For about an hour yesterday afternoon it looked like Rep. David Dreier of California would be the “temporary” House Majority Leader when Tom DeLay stepped aside. Even Fox News was reporting it was Dreier, and if you can’t trust Fox News to get the story straight from the Republicans, who can you trust?

But insiders say that the House membership was pissed off at having the leadership of the House choose Mr. Dreier without consulting them. The conservative members also had a problem with Dreier in that he’s considered to be “too moderate.” (That whole gay rumor thing had nothing to do with it…) So in a quick flurry of meetings, Roy Blunt of Missouri was chosen.

Blunt is considered by some to be Tom DeLay without the charm. He’s as ambitious as his Texas colleague, his connections with lobbyists are solid — including Jack Abramoff — and he’s widely seen by many on the Hill as just the mouthpiece of DeLay while he awaits the outcome of his indictment.

Personally I think the Republicans blew a great opportunity to make up a lot of yardage yesterday. They could have sent a clear message to the voters that they take their leadership role in Congress seriously — one they assumed on the premise that they would clean up the mess left by forty years of Democratic arrogance. They could have appointed a majority leader who was without even the appearance of criminal connections, and if they had chosen Mr. Dreier, they would have also sent a message that they’re willing to go with a more moderate — and dare I say tolerant — image of House leadership. But apparently the conservatives would have none of it; “we’re not going to have one of Them in a leadership role!” (What could they possibly mean by “Them?” Moderate? Gay? Take a wild guess.) So they’re putting up this sham of “temporary” leader and giving Mr. Dreier the honor of doing “administrative” work in the Leadership office. (What’s he going to do, be in charge of catering?) Meanwhile, Tom DeLay isn’t going anywhere. Literally. He’s not going to vacate his office unless he’s actually convicted or voted out of office. Which, by the way, is not too hard a stretch to imagine. Mr. DeLay is seen as vulnerable in his district in Texas. He won re-election in 2004 with 55% of the vote; that’s a very narrow win for a Republican incumbent in that part of the state. The Texas Republicans may decide that Mr. DeLay is too damaged even for them and try to get him to not run again lest he lose to a Democrat.
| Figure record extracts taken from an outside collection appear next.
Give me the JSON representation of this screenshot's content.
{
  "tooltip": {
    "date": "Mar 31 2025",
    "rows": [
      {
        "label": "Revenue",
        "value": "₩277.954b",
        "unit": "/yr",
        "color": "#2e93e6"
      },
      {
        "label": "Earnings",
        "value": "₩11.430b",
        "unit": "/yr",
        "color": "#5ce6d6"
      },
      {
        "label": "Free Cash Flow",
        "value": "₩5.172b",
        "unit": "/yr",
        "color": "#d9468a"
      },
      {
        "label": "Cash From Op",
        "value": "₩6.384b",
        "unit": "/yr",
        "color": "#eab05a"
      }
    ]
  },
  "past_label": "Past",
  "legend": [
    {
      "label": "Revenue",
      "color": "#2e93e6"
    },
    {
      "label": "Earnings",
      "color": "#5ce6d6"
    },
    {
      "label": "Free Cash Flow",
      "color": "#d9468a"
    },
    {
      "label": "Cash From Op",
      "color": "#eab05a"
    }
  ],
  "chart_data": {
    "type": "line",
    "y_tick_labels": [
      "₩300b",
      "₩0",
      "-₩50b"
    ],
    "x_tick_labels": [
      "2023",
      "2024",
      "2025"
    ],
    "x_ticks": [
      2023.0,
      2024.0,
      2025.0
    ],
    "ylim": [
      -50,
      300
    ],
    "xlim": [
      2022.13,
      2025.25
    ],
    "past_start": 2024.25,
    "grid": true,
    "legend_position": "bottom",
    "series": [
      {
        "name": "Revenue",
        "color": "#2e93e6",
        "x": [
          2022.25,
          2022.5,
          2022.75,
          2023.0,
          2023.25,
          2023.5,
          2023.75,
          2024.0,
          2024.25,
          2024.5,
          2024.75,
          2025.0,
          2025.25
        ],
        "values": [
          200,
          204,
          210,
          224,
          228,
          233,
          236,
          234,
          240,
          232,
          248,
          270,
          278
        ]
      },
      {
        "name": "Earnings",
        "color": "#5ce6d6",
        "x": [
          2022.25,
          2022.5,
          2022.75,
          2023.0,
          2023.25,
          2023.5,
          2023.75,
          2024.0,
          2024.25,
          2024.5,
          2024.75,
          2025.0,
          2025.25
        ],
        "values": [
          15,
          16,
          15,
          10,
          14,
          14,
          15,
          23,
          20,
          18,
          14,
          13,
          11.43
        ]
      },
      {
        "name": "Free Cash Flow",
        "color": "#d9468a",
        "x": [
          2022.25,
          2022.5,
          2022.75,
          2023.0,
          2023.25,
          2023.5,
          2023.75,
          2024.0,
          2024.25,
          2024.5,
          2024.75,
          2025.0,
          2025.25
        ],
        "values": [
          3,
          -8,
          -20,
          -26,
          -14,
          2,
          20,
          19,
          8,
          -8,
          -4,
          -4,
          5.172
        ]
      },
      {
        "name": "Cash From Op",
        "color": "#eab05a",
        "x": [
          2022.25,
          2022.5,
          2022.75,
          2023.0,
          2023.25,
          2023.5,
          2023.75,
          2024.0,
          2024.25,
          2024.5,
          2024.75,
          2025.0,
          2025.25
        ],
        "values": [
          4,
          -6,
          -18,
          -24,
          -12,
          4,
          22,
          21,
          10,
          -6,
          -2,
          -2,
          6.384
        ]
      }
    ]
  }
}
There are other potential leaders for the Republicans besides Mr. Blunt; John Boehner of Ohio is mentioned as moving up. Choosing David Dreier would have been a bold move; it would have confounded the Democrats, and it would have said that they, as a party, were willing to move in a new direction for the good of the party and the country. But one thing you can count on the Republicans to be is loyal and consistent to a fault, do everything they can to maintain the status quo, and most of all, keep the nutsery happy.